According to Linsky, Sensio has been achieving year-on-year growth of around 24% since 2007, which is down to what he describes as a “simple but effective” strategy to establish relationships with the right partners and to give its customers the right tools to sell its products.
“We managed £26,000 turnover in the first year, which we thought was absolutely amazing,” he explains. “Now, we can do that before lunch.
“That’s all down to our strategy to build relationships, work with the right partners and to give them the help and support they need to sell our products.”
According to Linsky, good business isn’t just about offering retailers the right product anymore, it’s about educating and supporting them, so that they can sell the right lighting solutions for each project.
“At the end of the day, you can give a retailer the best product in the world, but if they can’t sell it, then it’s useless,” he adds. “Don’t make it complicated – and you see results.”
As part of its commitment to retailers, Sensio launched the Approved Retailer Programme (ARP). The scheme aims to help retailers understand lighting solutions, create better designs and add value to their business.
“It’s not about throwing a product down retailers’ throats. As a supplier, you have to take responsibility for supporting and educating retailers,” he says. “If you look after them, they’ll come back time and again – that’s a long-term business model.
“We want to engage and build relationships with retailers, that’s what the ARP scheme is all about. There’s still room for improvement. We need to get even closer to our retailers and that’s our target over the next year.

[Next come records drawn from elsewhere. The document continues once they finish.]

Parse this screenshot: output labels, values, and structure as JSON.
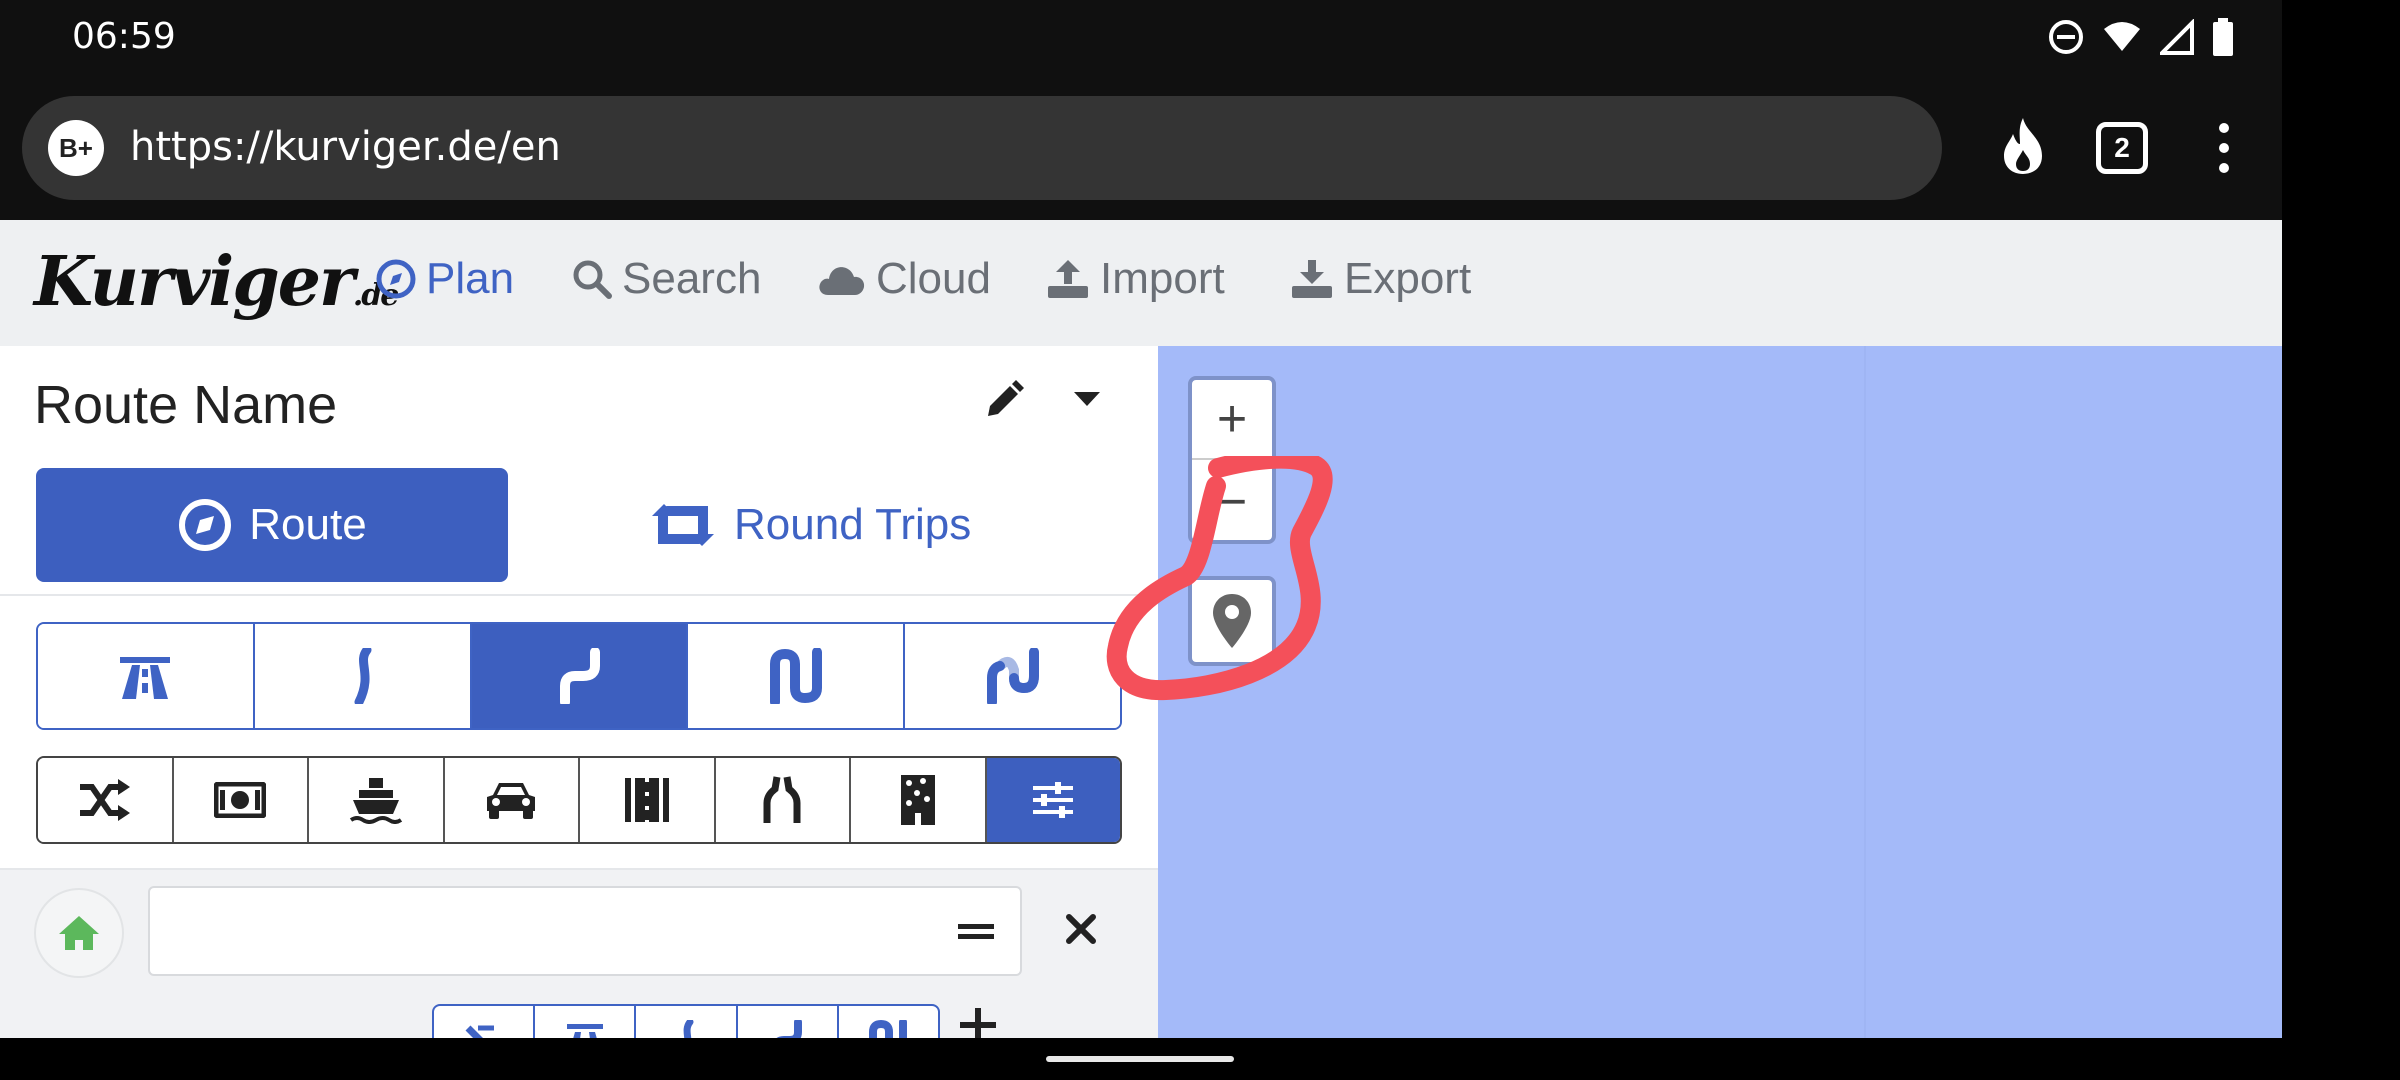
{
  "status_bar": {
    "time": "06:59",
    "icons": [
      "do-not-disturb-icon",
      "wifi-icon",
      "signal-icon",
      "battery-icon"
    ]
  },
  "browser": {
    "site_badge": "B+",
    "url": "https://kurviger.de/en",
    "tab_count": "2",
    "icons": [
      "fire-icon",
      "tabs-icon",
      "more-vert-icon"
    ]
  },
  "nav": {
    "logo_main": "Kurviger",
    "logo_suffix": ".de",
    "items": [
      {
        "label": "Plan",
        "icon": "compass-icon",
        "active": true
      },
      {
        "label": "Search",
        "icon": "search-icon"
      },
      {
        "label": "Cloud",
        "icon": "cloud-icon"
      },
      {
        "label": "Import",
        "icon": "upload-icon"
      },
      {
        "label": "Export",
        "icon": "download-icon"
      }
    ]
  },
  "panel": {
    "route_name": "Route Name",
    "route_button": "Route",
    "round_trips_button": "Round Trips",
    "curviness_options": [
      "highway-icon",
      "slight-curve-icon",
      "curvy-icon",
      "very-curvy-icon",
      "extreme-curvy-icon"
    ],
    "selected_curviness_index": 2,
    "avoid_options": [
      "shuffle-icon",
      "toll-icon",
      "ferry-icon",
      "car-icon",
      "road-icon",
      "narrow-road-icon",
      "unpaved-icon",
      "settings-sliders-icon"
    ],
    "waypoint": {
      "value": "",
      "placeholder": ""
    }
  },
  "map": {
    "background_color": "#a4baf9",
    "zoom_in": "+",
    "zoom_out": "−",
    "annotation_color": "#f4505a"
  },
  "colors": {
    "accent": "#3d5fbf",
    "home_green": "#5cb85c"
  }
}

“At the end of the day, you’ve got to add value to customers, and if you can’t do that you can’t sustain your business and you won’t exist,” he says. “But that doesn’t have to mean complicated.”

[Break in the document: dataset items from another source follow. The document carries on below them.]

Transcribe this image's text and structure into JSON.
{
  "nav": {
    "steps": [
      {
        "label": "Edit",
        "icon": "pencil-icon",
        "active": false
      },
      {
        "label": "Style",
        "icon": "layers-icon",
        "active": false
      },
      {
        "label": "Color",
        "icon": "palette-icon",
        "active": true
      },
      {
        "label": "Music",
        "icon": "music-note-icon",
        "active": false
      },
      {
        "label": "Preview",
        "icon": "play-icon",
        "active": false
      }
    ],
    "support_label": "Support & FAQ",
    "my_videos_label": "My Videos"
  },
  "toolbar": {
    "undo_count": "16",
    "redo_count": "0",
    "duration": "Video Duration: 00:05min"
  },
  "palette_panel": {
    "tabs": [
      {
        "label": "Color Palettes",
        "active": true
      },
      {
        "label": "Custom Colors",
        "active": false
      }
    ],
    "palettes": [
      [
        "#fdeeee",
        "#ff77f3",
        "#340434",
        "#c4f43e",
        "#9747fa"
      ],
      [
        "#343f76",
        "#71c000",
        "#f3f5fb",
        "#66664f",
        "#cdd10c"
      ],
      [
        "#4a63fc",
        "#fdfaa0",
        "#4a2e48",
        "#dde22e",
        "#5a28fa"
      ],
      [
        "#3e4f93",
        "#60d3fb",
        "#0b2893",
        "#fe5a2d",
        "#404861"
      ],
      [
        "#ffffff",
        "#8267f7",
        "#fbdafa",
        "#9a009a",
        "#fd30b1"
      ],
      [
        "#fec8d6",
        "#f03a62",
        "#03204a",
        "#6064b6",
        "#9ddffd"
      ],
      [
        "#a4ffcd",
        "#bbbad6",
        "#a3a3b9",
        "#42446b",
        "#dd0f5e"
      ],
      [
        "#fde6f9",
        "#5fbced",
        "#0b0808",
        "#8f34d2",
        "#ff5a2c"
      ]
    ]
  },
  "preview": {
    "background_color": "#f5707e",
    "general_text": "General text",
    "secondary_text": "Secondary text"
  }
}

Sensio, and certainly Linsky, is clearly in this for the long haul, so are there any plans to diversify into other sectors or markets?

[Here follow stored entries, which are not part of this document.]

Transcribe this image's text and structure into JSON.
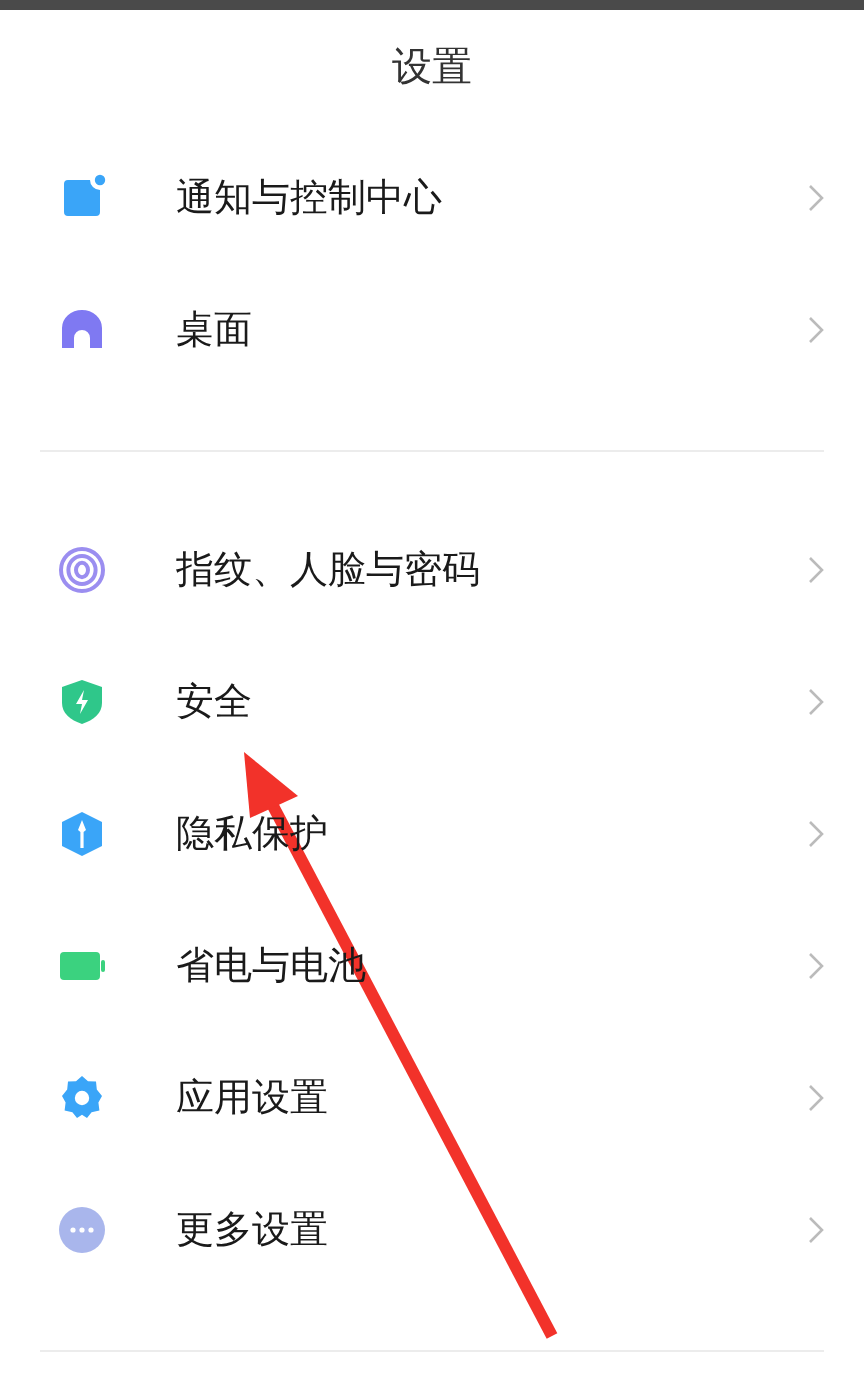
{
  "title": "设置",
  "groups": [
    {
      "items": [
        {
          "label": "通知与控制中心",
          "kind": "notification"
        },
        {
          "label": "桌面",
          "kind": "home"
        }
      ]
    },
    {
      "items": [
        {
          "label": "指纹、人脸与密码",
          "kind": "fingerprint"
        },
        {
          "label": "安全",
          "kind": "shield"
        },
        {
          "label": "隐私保护",
          "kind": "privacy"
        },
        {
          "label": "省电与电池",
          "kind": "battery"
        },
        {
          "label": "应用设置",
          "kind": "gear"
        },
        {
          "label": "更多设置",
          "kind": "more"
        }
      ]
    }
  ]
}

“Kitchen and bedroom lighting has been the core focus for Sensio since we began,” he explains. “But, we identified a gap in the market for really good quality, well-designed lighting solutions for bathrooms with strong support for retailers.
“We want to replicate what we do with lighting in the kitchen sector in the bathroom sector.”
Although Sensio started selling bathroom lighting in 2015, following feedback from its retail network, it has spent the past 12 months redeveloping its portfolio.
The results of which were revealed at this year’s kbb Birmingham exhibition.
“The bathroom lighting market has been pretty slow to develop,” he explains. “We could see that there were a lot of illuminated mirrors with fluorescent and halogen options on the market, but the market hadn’t really moved into LED technology. Our aim was to speed up the bathroom lighting market and that’s what we’ve done with our updated range.”
Considering the obvious issues of mixing electricity and water, how easy was the transition from designing and developing lighting for kitchens and bedrooms into the bathroom?
“It’s a whole different discipline, so it’s been a challenge,” Linsky admits. “But, because we’ve got our own design and development team here in the UK, it makes it much easier. We understand lighting, we know the market and we know what our retailers want. All that’s changed is that we have to take the technology and put it into something that’s waterproof. That’s really the only change in dynamics.”
Sensio’s bathroom lighting portfolio features more than 70 products, including ceiling, wall and cabinet lighting, as well as 26 LED-illuminated mirror and cabinet options.
“We see bathrooms as the next big growth opportunity for Sensio, particularly now we have the in-house design team,” he concludes. “We’ll finish at around £6.2m this year, but I can’t see why, in the future, we can’t double our turnover just by doing bathrooms.”